Michael Ignatieff failed at politics, but strongly defends it.
In 2005, Michael Ignatieff left a teaching job at Harvard to enter politics in his native Canada with hopes of becoming prime minister. He quickly came to understand how politics is different from academia. In academia, you use words to persuade or discover; in politics, you use words to establish a connection. Academia is a cerebral enterprise, but politics is a physical enterprise, a charismatic form of athletics in which you touch people to show you care.
In academia, the goal is to come up with a timeless truth. In politics, timing is everything, knowing when the time is ripe for a certain proposal. In academia, the idea is to take a stand based on what you believe; in politics, the idea is to position yourself along a left-right axis in a way that will differentiate you from your opponents and help you win a majority.

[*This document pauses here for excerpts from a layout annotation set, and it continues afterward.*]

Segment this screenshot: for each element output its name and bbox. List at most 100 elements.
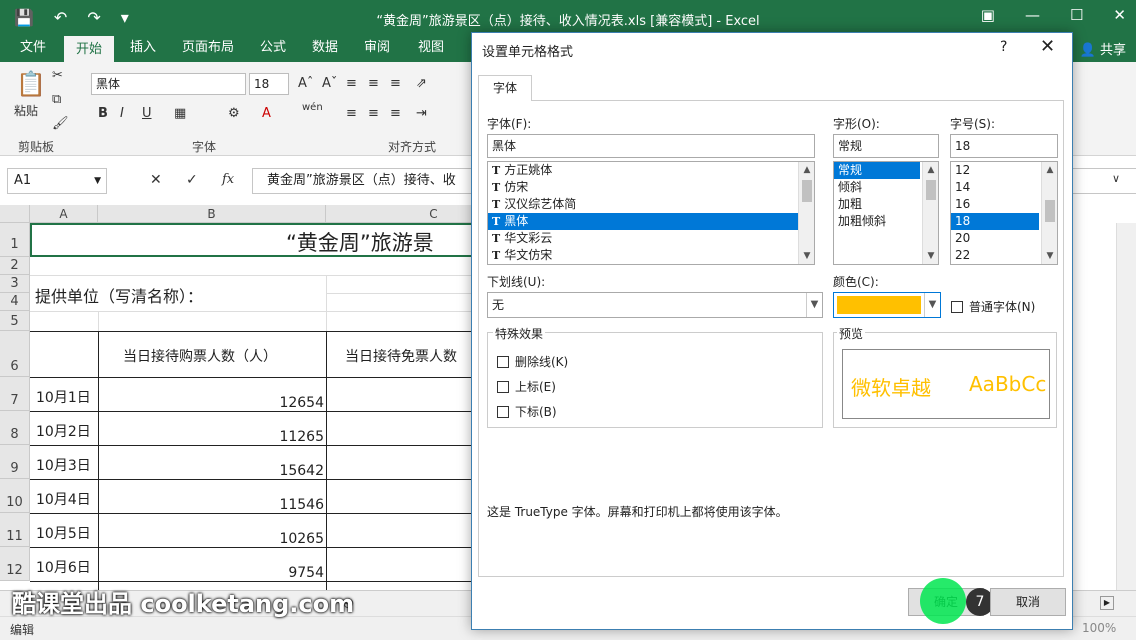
date-cell[interactable]: 10月3日 — [36, 455, 91, 475]
increase-font-icon[interactable]: Aˆ — [298, 76, 313, 91]
font-size-list[interactable]: 12 14 16 18 20 22 ▲ ▼ — [950, 161, 1058, 265]
minimize-icon[interactable]: — — [1025, 6, 1040, 24]
strikethrough-checkbox[interactable]: 删除线(K) — [497, 353, 568, 370]
scroll-down-icon[interactable]: ▼ — [923, 248, 938, 264]
copy-icon[interactable]: ⧉ — [52, 92, 61, 107]
value-cell[interactable]: 9754 — [252, 565, 324, 581]
provider-label[interactable]: 提供单位（写清名称）： — [35, 283, 203, 307]
scroll-right-icon[interactable]: ▶ — [1100, 596, 1114, 610]
column-header-b[interactable]: B — [98, 205, 326, 223]
align-top-icon[interactable]: ≡ — [346, 76, 357, 91]
cancel-entry-icon[interactable]: ✕ — [150, 172, 162, 188]
value-cell[interactable]: 10265 — [252, 531, 324, 547]
scroll-up-icon[interactable]: ▲ — [1042, 162, 1057, 178]
normal-font-checkbox[interactable]: 普通字体(N) — [951, 298, 1035, 315]
date-cell[interactable]: 10月6日 — [36, 557, 91, 577]
size-list-scrollbar[interactable]: ▲ ▼ — [1041, 162, 1057, 264]
insert-function-icon[interactable]: fx — [222, 172, 234, 187]
confirm-entry-icon[interactable]: ✓ — [186, 172, 198, 188]
tab-home[interactable]: 开始 — [64, 36, 115, 62]
font-list-scrollbar[interactable]: ▲ ▼ — [798, 162, 814, 264]
size-list-item-selected[interactable]: 18 — [951, 213, 1039, 230]
date-cell[interactable]: 10月4日 — [36, 489, 91, 509]
close-icon[interactable]: ✕ — [1113, 6, 1126, 24]
scroll-up-icon[interactable]: ▲ — [799, 162, 814, 178]
expand-formula-icon[interactable]: ∨ — [1112, 172, 1120, 185]
row-header-8[interactable]: 8 — [0, 411, 30, 445]
italic-button[interactable]: I — [120, 106, 124, 121]
tab-insert[interactable]: 插入 — [118, 36, 168, 62]
row-header-11[interactable]: 11 — [0, 513, 30, 547]
color-picker[interactable]: ▼ — [833, 292, 941, 318]
vertical-scrollbar[interactable] — [1116, 223, 1136, 590]
tab-view[interactable]: 视图 — [406, 36, 456, 62]
font-style-input[interactable]: 常规 — [833, 134, 939, 158]
font-size-combo[interactable]: 18 — [249, 73, 289, 95]
row-header-10[interactable]: 10 — [0, 479, 30, 513]
value-cell[interactable]: 11265 — [252, 429, 324, 445]
select-all-corner[interactable] — [0, 205, 30, 223]
subscript-checkbox[interactable]: 下标(B) — [497, 403, 557, 420]
font-name-input[interactable]: 黑体 — [487, 134, 815, 158]
row-header-5[interactable]: 5 — [0, 311, 30, 331]
font-list-item-selected[interactable]: T 黑体 — [488, 213, 814, 230]
align-left-icon[interactable]: ≡ — [346, 106, 357, 121]
row-header-12[interactable]: 12 — [0, 547, 30, 581]
underline-combo[interactable]: 无 ▼ — [487, 292, 823, 318]
share-button[interactable]: 👤 共享 — [1080, 39, 1126, 58]
value-cell[interactable]: 15642 — [252, 463, 324, 479]
scroll-up-icon[interactable]: ▲ — [923, 162, 938, 178]
align-center-icon[interactable]: ≡ — [368, 106, 379, 121]
scroll-down-icon[interactable]: ▼ — [799, 248, 814, 264]
zoom-level[interactable]: 100% — [1082, 621, 1116, 635]
row-header-2[interactable]: 2 — [0, 257, 30, 275]
font-name-combo[interactable]: 黑体 — [91, 73, 246, 95]
scroll-thumb[interactable] — [926, 180, 936, 200]
font-size-input[interactable]: 18 — [950, 134, 1058, 158]
name-box[interactable]: A1 ▼ — [7, 168, 107, 194]
row-header-9[interactable]: 9 — [0, 445, 30, 479]
bold-button[interactable]: B — [98, 106, 108, 121]
value-cell[interactable]: 12654 — [252, 395, 324, 411]
tab-formulas[interactable]: 公式 — [248, 36, 298, 62]
cancel-button[interactable]: 取消 — [990, 588, 1066, 616]
date-cell[interactable]: 10月1日 — [36, 387, 91, 407]
superscript-checkbox[interactable]: 上标(E) — [497, 378, 556, 395]
tab-review[interactable]: 审阅 — [352, 36, 402, 62]
style-list-item-selected[interactable]: 常规 — [834, 162, 920, 179]
phonetic-icon[interactable]: wén — [302, 102, 323, 113]
cut-icon[interactable]: ✂ — [52, 68, 63, 83]
font-style-list[interactable]: 常规 倾斜 加粗 加粗倾斜 ▲ ▼ — [833, 161, 939, 265]
tab-data[interactable]: 数据 — [300, 36, 350, 62]
row-header-3[interactable]: 3 — [0, 275, 30, 293]
font-list[interactable]: T 方正姚体 T 仿宋 T 汉仪综艺体简 T 黑体 T 华文彩云 T 华文仿宋 ▲ ▼ — [487, 161, 815, 265]
row-header-6[interactable]: 6 — [0, 331, 30, 377]
date-cell[interactable]: 10月5日 — [36, 523, 91, 543]
tab-font[interactable]: 字体 — [478, 75, 532, 101]
ribbon-display-icon[interactable]: ▣ — [981, 6, 995, 24]
align-right-icon[interactable]: ≡ — [390, 106, 401, 121]
row-header-4[interactable]: 4 — [0, 293, 30, 311]
paste-icon[interactable]: 📋 — [16, 70, 46, 98]
border-icon[interactable]: ▦ — [174, 106, 186, 121]
font-list-item[interactable]: T 华文彩云 — [488, 230, 814, 247]
dialog-close-button[interactable]: ✕ — [1040, 36, 1055, 57]
row-header-7[interactable]: 7 — [0, 377, 30, 411]
scroll-down-icon[interactable]: ▼ — [1042, 248, 1057, 264]
scroll-thumb[interactable] — [1045, 200, 1055, 222]
font-list-item[interactable]: T 仿宋 — [488, 179, 814, 196]
font-list-item[interactable]: T 华文仿宋 — [488, 247, 814, 264]
align-bottom-icon[interactable]: ≡ — [390, 76, 401, 91]
font-list-item[interactable]: T 方正姚体 — [488, 162, 814, 179]
date-cell[interactable]: 10月2日 — [36, 421, 91, 441]
indent-icon[interactable]: ⇥ — [416, 106, 427, 121]
help-button[interactable]: ? — [1000, 39, 1007, 55]
tab-file[interactable]: 文件 — [8, 36, 58, 62]
tab-page-layout[interactable]: 页面布局 — [170, 36, 246, 62]
header-free-visitors[interactable]: 当日接待免票人数 — [345, 346, 457, 366]
decrease-font-icon[interactable]: Aˇ — [322, 76, 337, 91]
orientation-icon[interactable]: ⇗ — [416, 76, 427, 91]
row-header-1[interactable]: 1 — [0, 223, 30, 257]
format-painter-icon[interactable]: 🖌 — [52, 116, 69, 131]
value-cell[interactable]: 11546 — [252, 497, 324, 513]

In academia, you are rewarded for candour, intellectual rigour and a willingness to follow an idea to its logical conclusion. In politics, all of these traits are ruinous.
Naturally, Ignatieff found the transition to politics more difficult than he imagined. He started his career well enough. He was elected to parliament. Within a year, he was a deputy party leader and, within a few years, he was leader of Canada’s Liberal Party. But he was in over his head and the victim of inexorable historical trends. He was not an effective opposition leader. In his first national election, he and his party were crushed. Ignatieff even lost his own parliamentary seat. It was a humiliating failure which ended his political career.

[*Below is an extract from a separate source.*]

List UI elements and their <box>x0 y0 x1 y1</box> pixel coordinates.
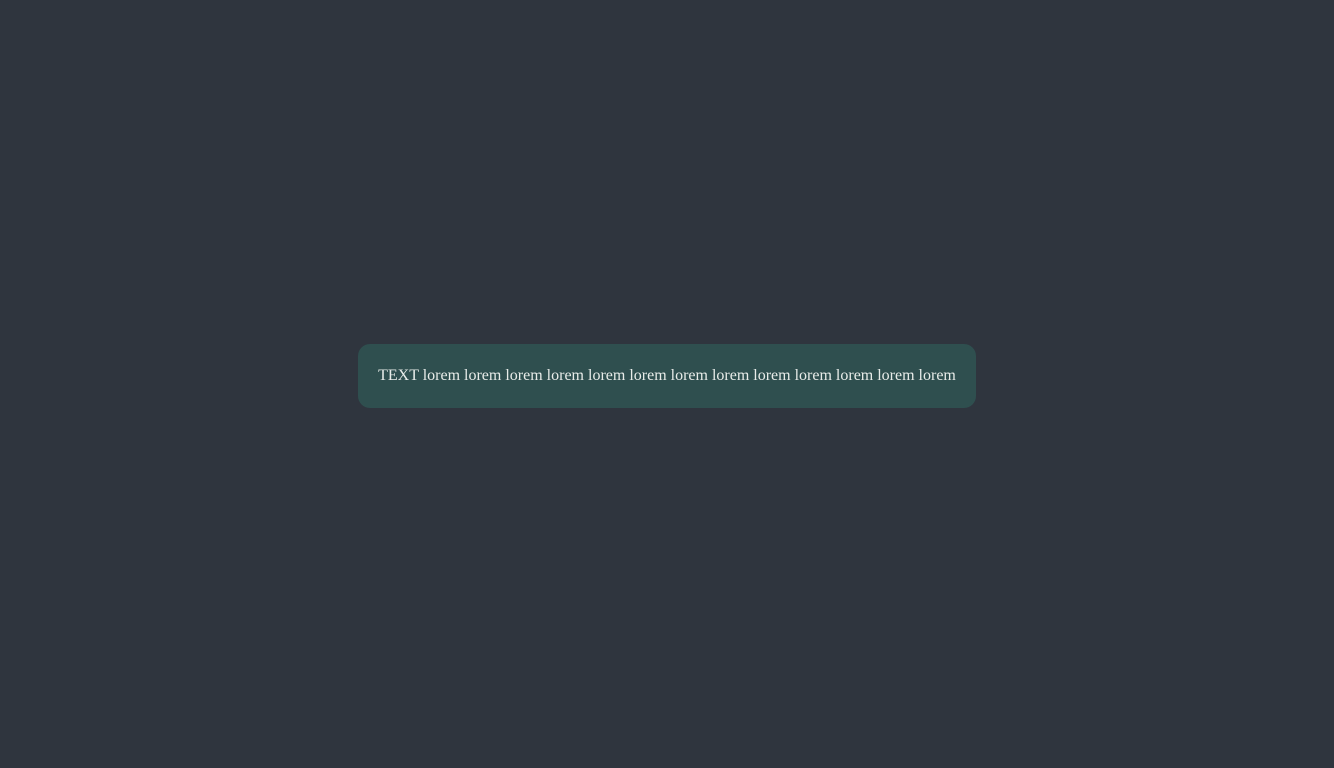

Fortunately, he did not return with empty hands. His memoir, Fire and Ashes: Success and Failure in Politics, is the best book about what it feels like to be a politician since Richard Ben Cramer’s What It Takes.
Ignatieff was first invited to run for office by some backstage power brokers, even though he hadn’t lived in his country for 30 years. He agreed but wasn’t initially sure why he wanted to do it beyond some vague sense that it would honour his parents. In parliament, he became a total partisan, putting, as one must, loyalty to the group above loyalty to truth. He learned that when you are attacking your opponent, you have to hit his strengths because his weaknesses will take care of themselves. Political discourse, he came to see, is not really a debate about issues; it is a verbal contest to deny your opponents of standing, or as we would say, legitimacy.
But Ignatieff ultimately delivers a strong defence of politics. Politicians should never imagine themselves superior to the process they are engaged in. Politicians bind people together into communities and nations, he argues. To be a politician is to be “worldly and sinful and yet faithful and fearless at the same time. You put your own immodest ambitions in the service of others. You hope that your ambitions will be redeemed by the good you do.”
Politics, as Max Weber famously said, is the necessary work of strong and slow boring through hard boards. People who do it out of a sense of selfishness and vanity often give up, because the life can be miserable. The people who sustain are usually motivated by a sense of service, and by evidence of the good that laws and programmes can do. Ignatieff failed at politics, but through the refiner’s fire of the political climb, he realised what a tainted but worthwhile calling it can be.